By Barry Beam 8/20/08

Things I found to be problems causing the temperature to not be cold enough:

  1. The temperature should be 0-5 degrees in Freezer & 38 in refer.
  2. Check gasket around doors for a good seal.
  3. The coach was level but the refrigerator was not level to the coaching front to back. I had to have refrigerator removed & add a 1/8″ shim under the right side to make it level.
  4. Make sure aluminum paper attached to the cooling unit is attached with thermal mastic & has no air leaks.
  5. Before putting the refrigerator back in making sure the cabinet is sealed all around with Styrofoam and tape and leave no air gaps.
  6. There should be thermal mastic all around the cooling coil before attaching the fins to the rear of the refrigerator. I found one-half of fins were colder than the other half because there was not enough thermal mastic on one side to conduct cold.
  7. Raising the inside temperature probe on fins “UP” will lower temperature (heat rises). Under normal outside temperatures, I leave the probe in the center of fins.
  8. Good venting is necessary & a rear fan may assist in that. Mine appears to be in the wrong location & may have to be moved higher.
  9. High outside temperature and humidity made it difficult to keep inside temp down no matter what else I did.

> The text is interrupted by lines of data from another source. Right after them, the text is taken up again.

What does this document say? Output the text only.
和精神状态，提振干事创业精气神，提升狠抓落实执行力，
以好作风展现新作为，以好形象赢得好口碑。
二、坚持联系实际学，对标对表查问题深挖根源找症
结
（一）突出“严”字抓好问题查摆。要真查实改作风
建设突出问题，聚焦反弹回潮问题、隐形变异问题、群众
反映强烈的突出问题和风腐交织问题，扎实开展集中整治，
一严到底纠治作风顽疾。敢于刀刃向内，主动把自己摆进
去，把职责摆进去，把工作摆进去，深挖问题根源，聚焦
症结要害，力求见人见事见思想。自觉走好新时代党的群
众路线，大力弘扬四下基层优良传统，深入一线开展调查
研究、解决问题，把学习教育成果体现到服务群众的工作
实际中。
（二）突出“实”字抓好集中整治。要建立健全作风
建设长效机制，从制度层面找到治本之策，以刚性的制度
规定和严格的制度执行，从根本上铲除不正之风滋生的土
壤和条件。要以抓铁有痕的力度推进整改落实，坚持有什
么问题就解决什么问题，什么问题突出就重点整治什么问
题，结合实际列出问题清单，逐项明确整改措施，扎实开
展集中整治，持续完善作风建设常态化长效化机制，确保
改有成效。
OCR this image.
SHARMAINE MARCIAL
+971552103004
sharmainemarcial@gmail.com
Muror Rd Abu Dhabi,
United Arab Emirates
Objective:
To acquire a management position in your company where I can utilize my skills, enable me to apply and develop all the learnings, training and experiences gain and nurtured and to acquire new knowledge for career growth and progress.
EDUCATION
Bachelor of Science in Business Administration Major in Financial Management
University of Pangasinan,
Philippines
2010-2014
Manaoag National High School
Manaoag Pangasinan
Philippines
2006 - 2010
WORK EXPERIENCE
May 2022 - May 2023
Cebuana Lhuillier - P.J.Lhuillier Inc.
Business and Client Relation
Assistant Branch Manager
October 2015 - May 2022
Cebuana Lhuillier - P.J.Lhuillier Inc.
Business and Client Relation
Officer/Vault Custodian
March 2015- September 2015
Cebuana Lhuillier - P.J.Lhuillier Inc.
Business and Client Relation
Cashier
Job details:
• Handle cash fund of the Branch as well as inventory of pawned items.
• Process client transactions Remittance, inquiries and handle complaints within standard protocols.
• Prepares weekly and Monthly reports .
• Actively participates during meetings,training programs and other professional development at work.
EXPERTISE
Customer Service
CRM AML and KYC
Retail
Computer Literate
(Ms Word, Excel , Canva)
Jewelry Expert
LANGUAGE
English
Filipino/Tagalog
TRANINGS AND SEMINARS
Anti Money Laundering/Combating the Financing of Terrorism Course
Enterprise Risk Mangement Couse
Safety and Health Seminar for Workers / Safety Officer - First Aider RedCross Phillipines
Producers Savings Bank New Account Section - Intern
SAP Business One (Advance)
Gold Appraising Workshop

Changing a Cooling Unit after Hot Wiring it to determine it was faulty

Shaving expanding foam to fit flush. The key to a successful cooling unit installation is a snug fit between the cooling unit head (foam block) and the box, with the head all the way into the cavity of the refrigerator and no air leaks.
The cooling unit needs to fit all the way into the refrigerator cavity and not be held back by any part of the foam block. Adding thermal mastic all around it before reinstalling to get a good airtight seal.
You can see there was not enough thermal mastic around the cooling coil to eliminate any gap between the coil and the fins.
Removing Ice Maker 
You can see the paper attached to the cooling unit was loose causing air leaks & needed to be secured with thermal mastic
Disconnect Rear Wiring 
Install 110 VAC Heating Elements 
The baffle is a spiral device that hangs down inside the chimney to slow the heat rise from the propane burner.
Attach Rear Fan Thermostat to Fins
The sides of the foam block need to be sealed with premium or thermal mastic to prevent air leaks. Other parts of the cooling unit give off heat and the slightest air gap around the foam block will allow this heat into the refrigerator
Screw new cooling unit onto Box and put thermal mastic all-around the aluminum paper so there is no air leak.
Install Double Cooling Fan 
Rewire rear of Refrigerator. Install all the peripherals that you had removed earlier (heat elements, baffle, burners etc.)
Before reinstalling Fin Unit in Refrigerator , apply about a 3/8″ bead of thermal mastic along the entire length of the evaporator coil
1″ Gap all-around box needed to be sealed with Styrofoam & tape before putting refrigerator back in.
The freezer coil protrudes horizontally into the freezer instead of being embedded vertically into the foam. The freezer coil needs to be perpendicular to the cooling unit body. Apply thermal mastic on top of the coil before replacing the plate.